What to Look for When a Training-Software Vendor Pitches You
Hey Team!
Let me tell you something I've heard about a hundred times. An operator sits across from me, arms crossed, and says "I've already bought three pieces of software that were supposed to fix my problems. I don't need another subscription." And you know what? They're right to be skeptical. Most software sold to restaurants has been oversold, underdelivered, and quietly abandoned by March. The graveyard of restaurant tech is enormous.
So if you're trying to get a skeptical owner to listen, whether you're a GM pitching your boss, a consultant working with a client or an operator yourself trying to talk a partner into something new stop leading with features. Nobody cares about your feature list. They care about Saturday night.
Here's what I mean by that. Picture a Saturday at 8pm. You've got a packed house, two servers who started this week, a bar running four deep, and someone at table twelve just asked your new hire what's in the walnut cream sauce. We ran into this exact situation at Fat Tommy's. The new server froze. Not because she was bad at her job. Because nobody had trained her on the allergens in that dish in any meaningful way. She'd been shown a menu PDF on someone's phone during onboarding and told "learn this." That's not training. That's hoping.
When you pitch a skeptical owner, that's the moment you paint. Not "our platform generates quiz questions from your menu." Who cares. The question is: what does Saturday look like when your staff actually knows the menu cold? What does it look like when a guest asks about a nut allergy and your server answers confidently instead of saying "let me go ask the kitchen"? That's a table you keep. That's a review that doesn't say "staff seemed clueless."
The skeptical owner isn't skeptical of training. They believe in training. They're skeptical of the friction. They've seen the binders that nobody opens. They've sat through the vendor demos where everything works perfectly on a Tuesday afternoon in a conference room and falls apart the moment a real cook tries to use it on a Monday before service. They've been sold "easy" before and gotten "another thing I have to manage."
So when you're having this conversation, acknowledge the graveyard first. Say it directly: "You've bought stuff that didn't stick. I get that." Because until you say it, they're just waiting for you to stop talking so they can say no. Once you name the thing they're thinking, the conversation actually starts.
Then talk about what frictionless actually means in practice. Not frictionless in the demo. Frictionless when you're short-staffed and trying to onboard two people before a Friday rush. The bar for "easy enough to use" in a restaurant is not the same bar as in a corporate office. Your staff is on their feet, moving fast, maybe English isn't their first language, and they've got about seven minutes between tasks. If the training tool doesn't work in that context, it doesn't work, period.
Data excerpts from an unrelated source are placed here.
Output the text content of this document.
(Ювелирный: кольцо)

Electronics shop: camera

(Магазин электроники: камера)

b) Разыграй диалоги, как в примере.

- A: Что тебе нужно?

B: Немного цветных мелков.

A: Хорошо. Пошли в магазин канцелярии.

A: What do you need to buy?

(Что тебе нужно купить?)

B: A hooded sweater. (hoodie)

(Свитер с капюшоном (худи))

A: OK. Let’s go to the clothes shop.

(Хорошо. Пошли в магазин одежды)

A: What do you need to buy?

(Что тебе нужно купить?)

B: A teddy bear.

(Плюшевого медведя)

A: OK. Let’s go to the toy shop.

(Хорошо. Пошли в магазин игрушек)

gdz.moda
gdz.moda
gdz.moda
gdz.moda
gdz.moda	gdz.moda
At Black Barrel Tavern, we noticed something that honestly surprised me. Staff started retaking quizzes on their own phones, voluntarily, before their shifts. Nobody told them to. Nobody built that into a policy. It happened because the format was short, it was on their phones, and it felt more like a game than a chore. That's the detail I'd share with a skeptical owner. Not a feature. A behavior change. Because behavior change is what they actually need. That's what puts money in the register.
Here's another thing worth saying directly in this conversation: don't over-promise the timeline. A skeptical owner has been burned partly because someone told them "you'll see results in two weeks." Maybe you will. Maybe it takes a full quarter before the new training culture sticks with a rotating staff. Honest expectations build more trust than optimistic ones. If you go in and say "this will solve everything fast and it's totally painless," you sound like every other vendor who burned them. If you say "here's what to expect in the first 30 days and here's what takes longer," you sound like someone who's actually done this.
The strongest version of this pitch isn't really a pitch at all. It's you saying: here's what my Saturday looks like now, and here's what it looked like before. Real, specific, no exaggeration. If you've got data, use it. If you don't yet, use the data that exists — Cornell's research put the cost of replacing a single restaurant employee at about $5,864 when you account for recruiting, onboarding, and lost productivity. If better training keeps two people from quitting, that's not a small number. That's real money a skeptical owner understands because they've felt it.
The last thing I'd say is this. Let the operator drive their own discovery. Don't spend forty minutes walking through every screen. Ask them: what's the hardest thing to train right now? What's the thing that keeps going wrong even after you think someone's ready? Let them talk. Their answer tells you exactly which problem to solve, and it's almost always something specific, something embarrassing, something that happened on a Saturday night. Your job is to connect that moment to a better outcome. The features are just the mechanics of how you get there.
Operators trust operators. Lead with the real story, stay specific, and never promise what you can't actually deliver.